Titus Leo

Profile
- Position: Linebacker

Personal information
- Born: August 26, 1999 (age 27) Brooklyn, New York, U.S.
- Listed height: 6 ft 3 in (1.91 m)
- Listed weight: 245 lb (111 kg)

Career information
- High school: Sheepshead Bay (Brooklyn)
- College: Wagner (2018–2022)
- NFL draft: 2023: 6th round, 211th overall pick

Career history
- Indianapolis Colts (2023–2024); New England Patriots (2024); Tennessee Titans (2025)*; Cleveland Browns (2025)*; Philadelphia Eagles (2025)*; San Francisco 49ers (2026)*;
- * Offseason or practice squad member only

Awards and highlights
- First-team FCS All-American (2021); First-team All-NEC (2020–21, 2021, 2022); NEC Defensive Player of the Year (2020–21, 2021);

Career NFL statistics as of 2024
- Total tackles: 4
- Pass deflections: 1
- Stats at Pro Football Reference

= Titus Leo =

American football player (born 1999)

Titus Leo (born August 26, 1999) is an American professional football linebacker. He played college football for the Wagner Seahawks and was selected by the Indianapolis Colts in the sixth round of the 2023 NFL draft. He has also played for the New England Patriots.

==Early life==
Leo was born on August 26, 1999, and grew up in Sheepshead Bay, New York. He attended Sheepshead Bay High School and was an all-around player, seeing action on offense (wide receiver), defense (linebacker, safety) and occasionally playing kicker and punter on special teams.

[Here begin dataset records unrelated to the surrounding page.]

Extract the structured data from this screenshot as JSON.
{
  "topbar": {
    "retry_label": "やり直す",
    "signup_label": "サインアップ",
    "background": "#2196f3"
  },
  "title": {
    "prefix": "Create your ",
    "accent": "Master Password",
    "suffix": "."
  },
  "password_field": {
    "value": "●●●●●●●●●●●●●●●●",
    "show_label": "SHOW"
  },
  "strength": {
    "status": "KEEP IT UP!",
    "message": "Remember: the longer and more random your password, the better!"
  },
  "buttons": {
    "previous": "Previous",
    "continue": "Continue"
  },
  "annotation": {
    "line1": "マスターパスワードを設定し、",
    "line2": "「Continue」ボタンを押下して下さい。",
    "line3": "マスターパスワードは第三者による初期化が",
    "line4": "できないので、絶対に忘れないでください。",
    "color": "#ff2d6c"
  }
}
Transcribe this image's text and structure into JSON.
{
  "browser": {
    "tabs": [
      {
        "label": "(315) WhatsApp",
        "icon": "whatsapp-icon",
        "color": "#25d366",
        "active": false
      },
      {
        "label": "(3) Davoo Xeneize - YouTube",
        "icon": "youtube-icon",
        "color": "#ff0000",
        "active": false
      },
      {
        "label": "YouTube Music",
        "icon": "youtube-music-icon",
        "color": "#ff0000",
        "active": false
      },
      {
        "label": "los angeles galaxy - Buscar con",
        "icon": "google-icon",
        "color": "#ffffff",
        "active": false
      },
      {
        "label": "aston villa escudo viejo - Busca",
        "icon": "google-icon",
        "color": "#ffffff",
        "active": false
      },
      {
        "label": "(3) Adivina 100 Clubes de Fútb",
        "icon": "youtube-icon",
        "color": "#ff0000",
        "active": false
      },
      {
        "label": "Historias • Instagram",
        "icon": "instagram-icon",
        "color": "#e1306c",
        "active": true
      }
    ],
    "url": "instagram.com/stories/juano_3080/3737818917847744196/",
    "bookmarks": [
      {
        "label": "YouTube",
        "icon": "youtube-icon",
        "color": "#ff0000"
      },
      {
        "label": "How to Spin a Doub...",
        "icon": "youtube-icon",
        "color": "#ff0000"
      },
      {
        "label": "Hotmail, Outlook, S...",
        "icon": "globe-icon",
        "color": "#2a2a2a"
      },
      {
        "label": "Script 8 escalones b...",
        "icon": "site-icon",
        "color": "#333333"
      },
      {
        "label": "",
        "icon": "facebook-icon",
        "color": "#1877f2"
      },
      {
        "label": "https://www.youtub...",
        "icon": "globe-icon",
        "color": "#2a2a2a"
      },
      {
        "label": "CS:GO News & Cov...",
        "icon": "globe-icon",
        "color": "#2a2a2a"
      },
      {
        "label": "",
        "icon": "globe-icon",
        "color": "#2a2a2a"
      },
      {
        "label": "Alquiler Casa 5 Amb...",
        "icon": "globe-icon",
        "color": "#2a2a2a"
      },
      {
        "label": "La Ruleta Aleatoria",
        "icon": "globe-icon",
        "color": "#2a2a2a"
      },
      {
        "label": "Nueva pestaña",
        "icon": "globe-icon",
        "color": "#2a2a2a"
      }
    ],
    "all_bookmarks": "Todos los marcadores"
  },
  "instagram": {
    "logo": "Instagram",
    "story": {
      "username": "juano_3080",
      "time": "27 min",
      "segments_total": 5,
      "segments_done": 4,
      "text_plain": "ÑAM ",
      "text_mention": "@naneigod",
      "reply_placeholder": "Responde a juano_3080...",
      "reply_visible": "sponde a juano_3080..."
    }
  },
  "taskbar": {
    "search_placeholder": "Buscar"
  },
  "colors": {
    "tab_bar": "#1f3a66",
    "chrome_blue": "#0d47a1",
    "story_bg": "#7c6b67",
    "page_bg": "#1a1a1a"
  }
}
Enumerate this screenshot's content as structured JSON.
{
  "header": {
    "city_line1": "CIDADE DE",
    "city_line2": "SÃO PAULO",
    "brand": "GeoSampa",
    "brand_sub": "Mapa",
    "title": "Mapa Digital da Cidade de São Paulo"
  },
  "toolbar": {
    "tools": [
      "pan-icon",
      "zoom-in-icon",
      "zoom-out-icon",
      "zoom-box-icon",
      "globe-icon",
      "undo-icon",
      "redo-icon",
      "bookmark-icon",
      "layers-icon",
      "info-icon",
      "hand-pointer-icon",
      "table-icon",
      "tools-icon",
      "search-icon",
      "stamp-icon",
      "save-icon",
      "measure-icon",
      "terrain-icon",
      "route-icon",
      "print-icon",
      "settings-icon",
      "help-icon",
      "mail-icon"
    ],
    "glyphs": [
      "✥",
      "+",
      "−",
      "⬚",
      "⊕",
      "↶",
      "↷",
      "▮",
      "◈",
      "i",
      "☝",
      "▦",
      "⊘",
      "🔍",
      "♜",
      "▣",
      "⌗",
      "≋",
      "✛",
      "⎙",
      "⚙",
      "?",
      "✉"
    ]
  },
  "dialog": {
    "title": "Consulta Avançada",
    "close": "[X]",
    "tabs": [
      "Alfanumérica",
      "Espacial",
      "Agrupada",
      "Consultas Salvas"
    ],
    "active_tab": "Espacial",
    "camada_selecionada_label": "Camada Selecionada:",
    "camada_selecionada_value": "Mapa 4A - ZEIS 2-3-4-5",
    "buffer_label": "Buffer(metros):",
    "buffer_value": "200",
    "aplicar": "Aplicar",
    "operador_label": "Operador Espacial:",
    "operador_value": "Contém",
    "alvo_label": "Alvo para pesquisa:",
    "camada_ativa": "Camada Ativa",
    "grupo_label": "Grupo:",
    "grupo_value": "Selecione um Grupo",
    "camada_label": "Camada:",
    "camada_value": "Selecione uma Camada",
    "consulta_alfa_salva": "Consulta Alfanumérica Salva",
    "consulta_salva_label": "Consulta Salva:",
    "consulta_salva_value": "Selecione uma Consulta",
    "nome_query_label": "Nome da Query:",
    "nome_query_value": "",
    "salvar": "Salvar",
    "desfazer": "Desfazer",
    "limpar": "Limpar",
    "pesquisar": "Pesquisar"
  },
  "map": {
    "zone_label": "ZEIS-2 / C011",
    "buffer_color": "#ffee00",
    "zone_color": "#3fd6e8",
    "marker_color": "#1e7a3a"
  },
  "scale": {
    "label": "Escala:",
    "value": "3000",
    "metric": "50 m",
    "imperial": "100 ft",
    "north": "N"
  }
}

He committed to play college football for the Wagner Seahawks, the only Division I team to give him an offer.

==College career==
Leo played five seasons for Wagner: 2018 to 2022. He totaled 234 tackles, 40 of which were for a loss, 13 sacks and six forced fumbles while playing linebacker. He was twice named the Northeast Conference Defensive Player of the Year and was named first-team all-conference in his final three seasons. Following the 2021 season, he was chosen first-team FCS All-American.

==Professional career==

Pre-draft measurables
| Height | Weight | Arm length | Hand span | Wingspan | 40-yard dash | 10-yard split | 20-yard split | 20-yard shuttle | Three-cone drill | Vertical jump | Broad jump | Bench press |
| 6 ft 3+3⁄8 in (1.91 m) | 243 lb (110 kg) | 34+1⁄8 in (0.87 m) | 10+1⁄8 in (0.26 m) | 6 ft 9+5⁄8 in (2.07 m) | 4.69 s | 1.57 s | 2.60 s | 4.37 s | 7.30 s | 34.0 in (0.86 m) | 10 ft 9 in (3.28 m) | 20 reps |
All values from Pro Day

===Indianapolis Colts===
Leo was selected in the sixth round (211th overall) of the 2023 NFL draft by the Indianapolis Colts, only the fourth player in Wagner history to be drafted. He was placed on injured reserve on August 29, 2023.

Leo was waived by the Colts on August 27, 2024, and re-signed to the practice squad.

===New England Patriots===
On November 19, 2024, Leo was signed to the New England Patriots' active roster off of the Colts' practice squad.

On April 28, 2025, Leo was released by the Patriots.

===Tennessee Titans===
On April 29, 2025, Leo was claimed off waivers by the Tennessee Titans. He was waived on August 5.

===Cleveland Browns===
On August 12, 2025, Leo signed with the Cleveland Browns. He was waived on August 24.

===Philadelphia Eagles===
On October 15, 2025, Leo signed with the Philadelphia Eagles' practice squad. He was released on October 27. On November 13, Leo was re-signed to the practice squad. He was waived and re-signed to the practice squad on December 4. He was released on December 30.

===San Francisco 49ers===
On August 2, 2026, Leo signed a one-year contract with the San Francisco 49ers. He was waived/injured by San Francisco on August 18.